Universality test of the charged Higgs boson couplings at the LHC and at B factories

TL;DR

This paper investigates the potential to test the universality of charged Higgs boson couplings at the LHC and B-factories, focusing on large tan(beta) scenarios, and demonstrates that combined measurements can achieve high-precision coupling tests.

Contribution

It provides a model-independent analysis of charged Higgs couplings at the LHC and B-factories, proposing a method to test their universality through combined measurements.

Findings

Couplings to third-generation quarks can be measured with 10% accuracy at high luminosity.

Combining LHC and B-factory data enables a universality test of charged Higgs couplings.

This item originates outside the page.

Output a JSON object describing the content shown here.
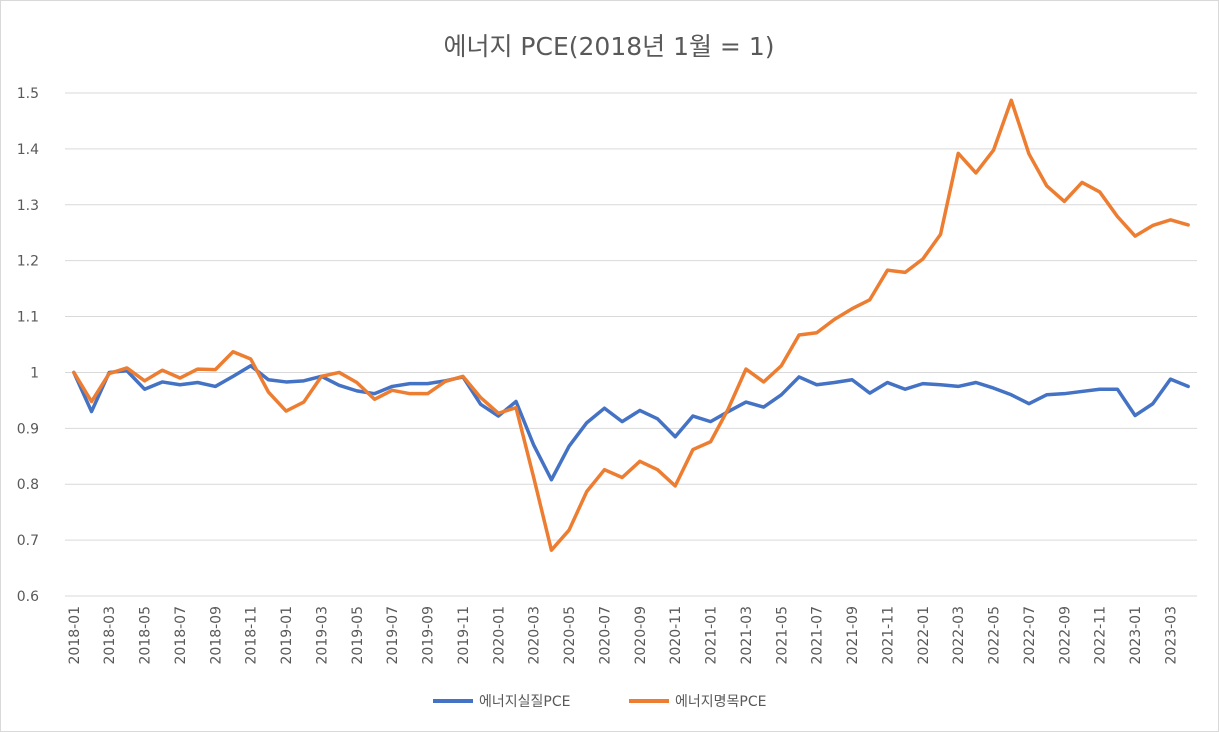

The study is applicable for large tan(beta) scenarios in two Higgs doublet models.

Abstract

Many extensions of the Standard Model (SM) of particle physics predict the existence of charged Higgs bosons with substantial couplings to SM particles, which would render them observable both directly at the LHC and indirectly at B-factories. For example, the charged Higgs boson couplings to fermions in two doublet Higgs models of type II, are proportional to the ratio of the two Higgs doublet vacuum expectation values (tan(beta)) and fermionic mass factors and could thus be substantial at large tan(beta) and/or for heavy fermions. In this work we perform a model-independent study of the charged Higgs boson couplings at the LHC and at B-factories for large values of tan(beta). We have shown that at high luminosity it is possible to measure the couplings of a charged Higgs boson to the third generation of quarks up to an accuracy of 10%. We further argue that by combining the possible measurements of the LHC and the B-factories, it is possible to perform a universality test of charged Higgs boson couplings to quarks.